外に出ると、すぐに強風がティアを襲った。体が煽られ倒れかける。開けたドアもまた、大きな音を立てて閉まった。
鼓膜を叩き全身を奮わせるようなその音にティアは驚いて振り返る。

そうして辺りを見回してしまった。

屋上、少しの足場と扉しかないそこから見下ろす飛空城の全貌は恐ろしく遠く、低い。
空には遮るものは何もなく、まるで青色をした何かの群衆に囲まれたかのよう。それらは容赦なく自分の体を風という手で叩きつける。
ティアは膝を折った。そのまま動けなくなった。辺りに何もなさ過ぎて、手をついた床さえ脆く頼りないもののように感じた。いつか崩れてしまうかもわからない、そんな誇大な不安に身が竦む。
落ちてしまわないようにと体を縮こまらせた。そんな姿を白くわかりやすく照らすばかりの陽光が、今だけやけに残酷に感じる。
幸福への想いが恐怖に握りつぶされているようで、それでも尚絶望できないでいる。こんなじゃ進むも引くもできそうにない。
もうすぐなのに、あとはみつけてもらうだけなのに、それなのにこえもだせない。
聞こえるのは風の音だけ。あとは助けに手を伸ばすだけなのに、それなのに震えて立ち上がることもできないなんて。

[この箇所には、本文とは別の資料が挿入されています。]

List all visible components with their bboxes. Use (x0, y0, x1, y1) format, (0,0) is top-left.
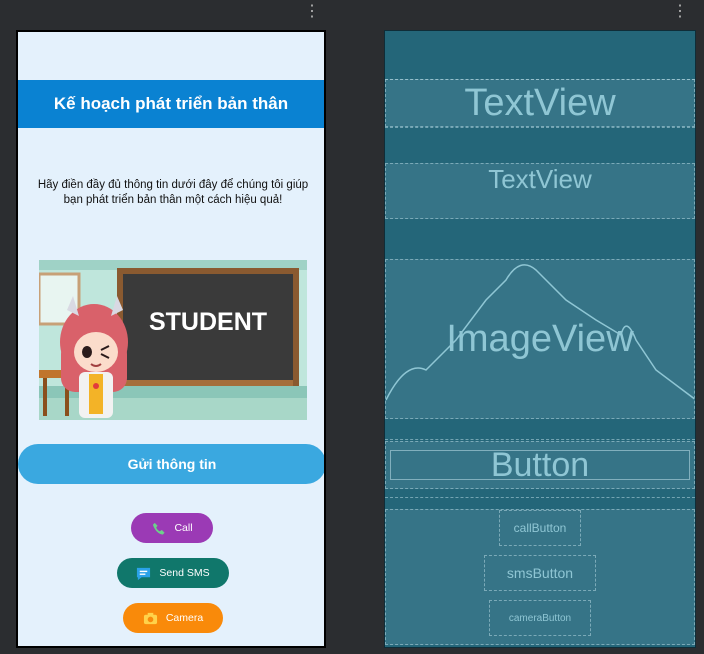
blueprint-preview: TextView TextView ImageView Button callB… (384, 30, 696, 648)
blueprint-title-label: TextView (464, 81, 616, 124)
blueprint-imageview[interactable]: ImageView (385, 259, 695, 419)
send-info-label: Gửi thông tin (127, 456, 217, 472)
call-label: Call (174, 522, 193, 534)
blueprint-sms-button[interactable]: smsButton (484, 555, 596, 591)
sms-button[interactable]: Send SMS (117, 558, 229, 588)
blueprint-camera-label: cameraButton (508, 612, 572, 624)
camera-label: Camera (165, 612, 204, 624)
blueprint-overflow-menu-icon[interactable]: ⋮ (672, 4, 688, 20)
blueprint-title-textview[interactable]: TextView (385, 79, 695, 127)
chalkboard-text: STUDENT (149, 308, 267, 336)
blueprint-image-label: ImageView (446, 317, 634, 360)
blueprint-camera-button[interactable]: cameraButton (489, 600, 591, 636)
camera-button[interactable]: Camera (123, 603, 223, 633)
blueprint-desc-textview[interactable]: TextView (385, 163, 695, 219)
blueprint-call-button[interactable]: callButton (499, 510, 581, 546)
blueprint-desc-label: TextView (488, 164, 592, 194)
blueprint-call-label: callButton (513, 521, 567, 535)
design-preview: Kế hoạch phát triển bản thân Hãy điền đầ… (16, 30, 326, 648)
description-textview: Hãy điền đầy đủ thông tin dưới đây để ch… (37, 179, 309, 206)
message-icon (136, 566, 151, 581)
design-overflow-menu-icon[interactable]: ⋮ (304, 4, 320, 20)
student-image: STUDENT (39, 260, 307, 420)
send-info-button[interactable]: Gửi thông tin (18, 444, 324, 484)
phone-icon (151, 521, 166, 536)
page-title: Kế hoạch phát triển bản thân (53, 94, 289, 113)
blueprint-sms-label: smsButton (506, 565, 574, 581)
blueprint-guide-line (385, 439, 695, 440)
blueprint-button[interactable]: Button (385, 441, 695, 489)
call-button[interactable]: Call (131, 513, 213, 543)
title-textview: Kế hoạch phát triển bản thân (18, 80, 324, 128)
blueprint-button-label: Button (490, 445, 590, 484)
sms-label: Send SMS (159, 567, 210, 579)
camera-icon (143, 611, 158, 626)
blueprint-guide-line (385, 127, 695, 128)
blueprint-guide-line (385, 497, 695, 498)
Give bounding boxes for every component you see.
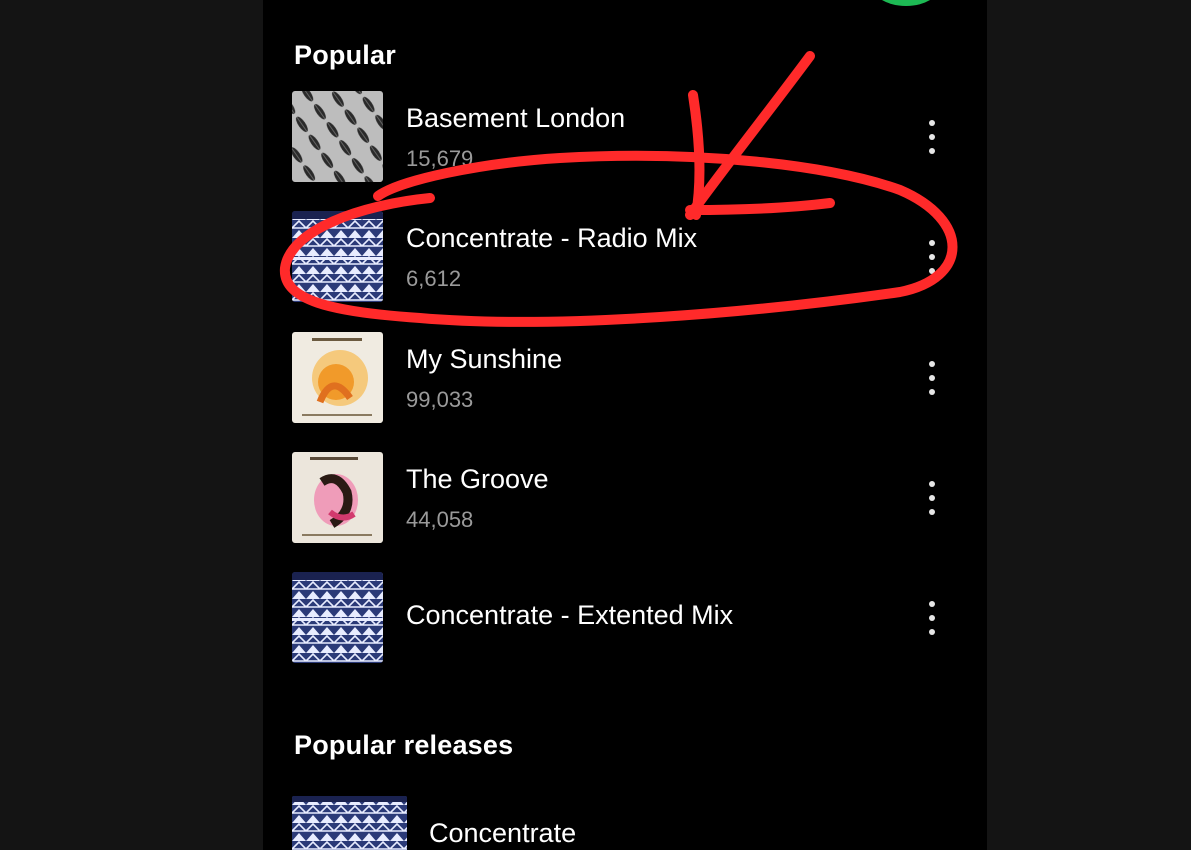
- tribal-pattern-art: [292, 572, 383, 663]
- track-row[interactable]: The Groove 44,058: [292, 452, 952, 544]
- my-sunshine-cover-art: [292, 332, 383, 423]
- more-vertical-icon[interactable]: [918, 236, 946, 278]
- play-count: 99,033: [406, 387, 474, 412]
- tribal-pattern-art: [292, 796, 407, 850]
- track-title: The Groove: [406, 464, 549, 494]
- track-title: Basement London: [406, 103, 626, 133]
- more-vertical-icon[interactable]: [918, 116, 946, 158]
- more-vertical-icon[interactable]: [918, 477, 946, 519]
- more-vertical-icon[interactable]: [918, 357, 946, 399]
- track-title: My Sunshine: [406, 344, 563, 374]
- play-count: 44,058: [406, 507, 474, 532]
- popular-heading: Popular: [294, 40, 396, 70]
- track-row[interactable]: Concentrate - Extented Mix: [292, 572, 952, 664]
- play-count: 15,679: [406, 146, 474, 171]
- release-title: Concentrate: [429, 818, 577, 848]
- more-vertical-icon[interactable]: [918, 597, 946, 639]
- track-title: Concentrate - Radio Mix: [406, 223, 698, 253]
- popular-releases-heading: Popular releases: [294, 730, 514, 760]
- screenshot-stage: Popular Basement London 15,679 Concentra…: [0, 0, 1191, 850]
- tribal-pattern-art: [292, 211, 383, 302]
- play-button[interactable]: [869, 0, 943, 6]
- artist-page: Popular Basement London 15,679 Concentra…: [263, 0, 987, 850]
- track-row[interactable]: My Sunshine 99,033: [292, 332, 952, 424]
- play-count: 6,612: [406, 266, 462, 291]
- track-title: Concentrate - Extented Mix: [406, 600, 734, 630]
- release-item[interactable]: Concentrate: [292, 796, 952, 850]
- track-row[interactable]: Basement London 15,679: [292, 91, 952, 183]
- the-groove-cover-art: [292, 452, 383, 543]
- track-row[interactable]: Concentrate - Radio Mix 6,612: [292, 211, 952, 303]
- feather-pattern-art: [292, 91, 383, 182]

おねがいします。だれか、なんでもいいからあたしにちからを、ゆうきをください。

願ったその時だった。自分を責めさいなむばかりだった風が声を運んできた。
幽かだけど、確かにそれは声だった。
聞き間違えようがない声だった。
消音。空の青色がただの壁紙へ、陽光はただのスポットライトへと変わる。
這って、這って、声の先へ。屋上の端へ。
聞き間違えるはずがない。
ずっと聞きたいと思っていた声だから。
聞きたくて聞きたくて、ずっと焦がれていた声だから。
端へと至り、階下にある甲板を見下ろす。
ぼやける視界で、ティアはそこに夢を見つける。夢にまで見た人を見つける。
一目でわかった。周りの有象無象は眼中に入らなかった。
何故彼がここにいるのかなど考えることもできなかった。幻覚なのでは、本当に夢なのではなどという考えにも及ばない。

ただ、ただその人がそこにいた。自分の目に入るところにいてくれた。

また会える。

その事実が嬉しかった。

心に溜めこんでいた感情が体中ににじむ。体外にまで溢れだす心地がする。温かい気持ちに包まれていく。涙まで流れ出す。
それに任せるように、また大きく息を吸い込む。助けを呼ぶことなど既にティアの頭にはない。
もう他のことなんてどうでもいい。

想いを伝えたい人はすぐそこにいる。

あたしは、このときのためにここにきたんだ。

自分の持っているもの全てを残らず放つように、
彼の元へ飛び降り、舞い降りるような気持ちで、
ティアは呼びたくて仕方なかった、その人の名前を呼んだ。